駅からほど近いところに木が生い茂った場所がある。城山公園と呼ばれるところでその名前からして元々お城が有ったところだろう。
「ここが佐野城の跡かな。」
萌がつぶやく。
「そうなんじゃないの。佐野駅の近くにあってそうじゃないって事も無いでしょ。」
「7年で廃城になったって言うお城よね。」
「佐野城の城主本当に何したんだろうなぁ・・・。」
こういう時は調べるに限る。インターネットの大図書館ウィキペディアの出番である。
「どう。何があったのか分かった。」
「うーん・・・。分かんない。肝心なところが「突如の改易」で終わってるんだよなぁ。」
「改易って何。」
「うん、まぁ。簡単に言ったらクビってことかな。」
「じゃあ、佐野城の城主は7年でクビにされたってこと。」
「うーん・・・。調べて分かったんだけどさぁ、佐野城を治めてた人って豊臣秀吉の方によってたんだって。」
「関ヶ原の合戦じゃあ豊臣の味方をしたからなのかな。」
「それはないでしょ。1614年廃城だからなぁ。さすがに14年もたって「お前あのときの恨みは忘れないから、と言うわけでお城取り上げます」とか言わないだろ。」
それに佐野城が築城された理由。それは元々この辺りで持っていたお城を廃城にしろという徳川家康の意向らしい。仮にもこれが関ヶ原の戦いの清算なら、なおさら1614年廃城の理由にするのは難しいだろう。それにそんなことやったラサの城の城主達が黙ってはいないだろう。例え鎮圧されたとしても何かしらのアクションを起こしそうなものである。

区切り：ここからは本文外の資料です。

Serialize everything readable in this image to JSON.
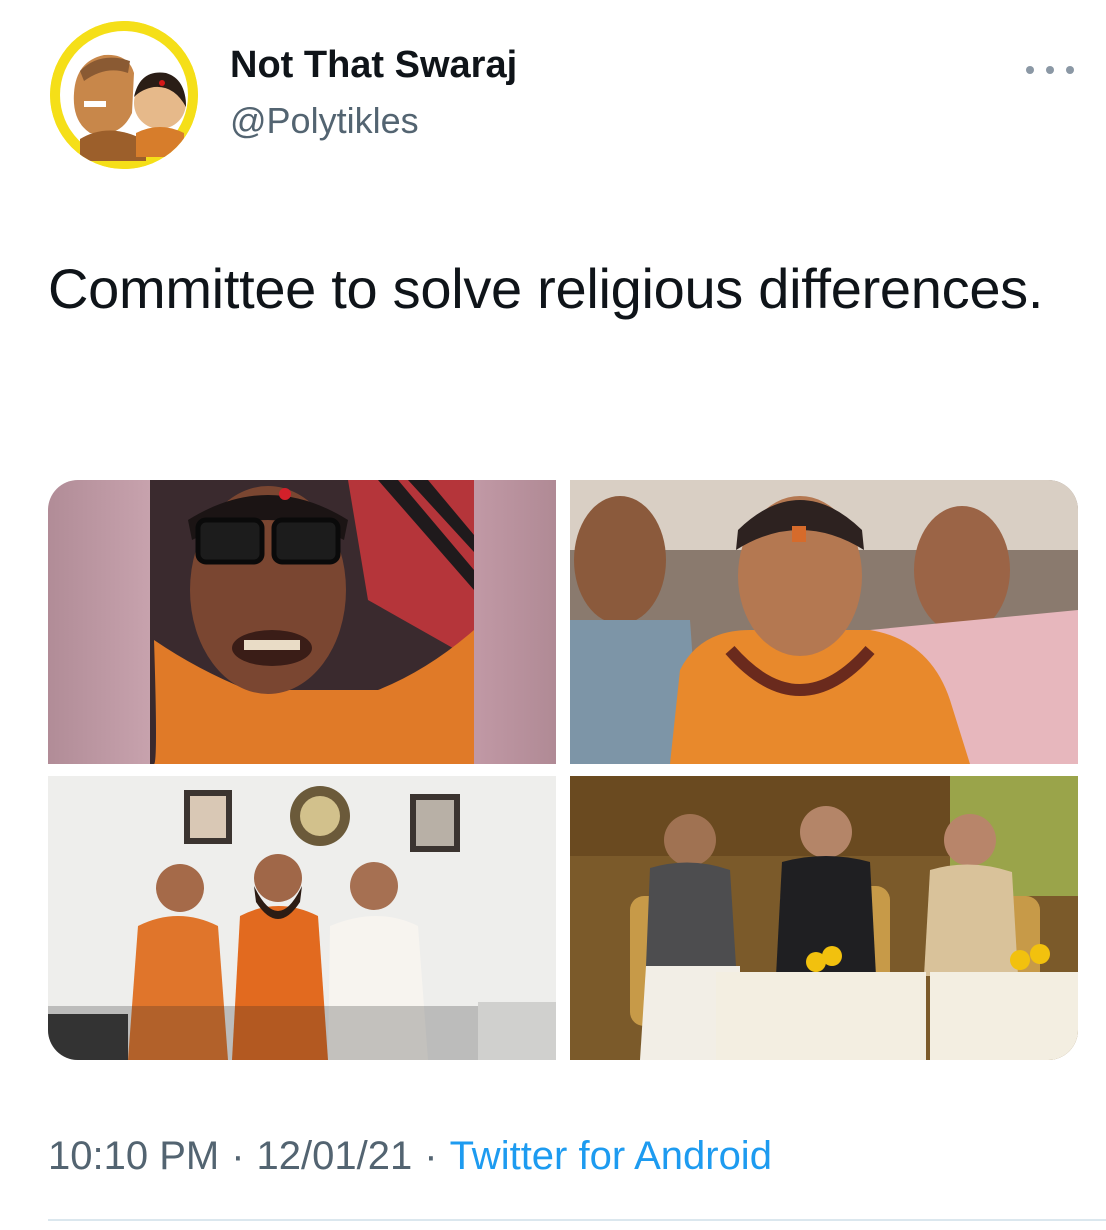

「それに改易だって関ヶ原の戦いの清算だけじゃなくて、他にもお家騒動とか法律破ってもなるらしいし。」
「その時このお城の城主が悪政でもした・・・。」
「さぁ・・・。完成した佐野城を7年後に増改築するとも思えないし・・・。」
「・・・増改築でもしたんじゃない。」
萌がつぶやく。
「えっ。」
「だって悪政をしてないとなったら、増改築じゃないの。元々徳川には付いてなった人なんでしょ。そういう人が徳川の転覆を狙ってもおかしくはないんじゃない。江戸に近いここなら簡単に江戸に入ることだってできるでしょ。昔はツイッターみたいにすぐに情報なんて拡散されないし。」
確かに、萌の言うことには一定の説得力がある。だが、どこにも証拠は無い。全部推測の域を出ない話である。
「実際どうだったんだろうねぇ。」
「どうだったんだろうなぁ・・・。」
佐野9時56分→小山10時23分
佐野駅に戻り、小山行きの普通列車に乗る。小山からは東北本線の列車に乗り宇都宮駅で下車した。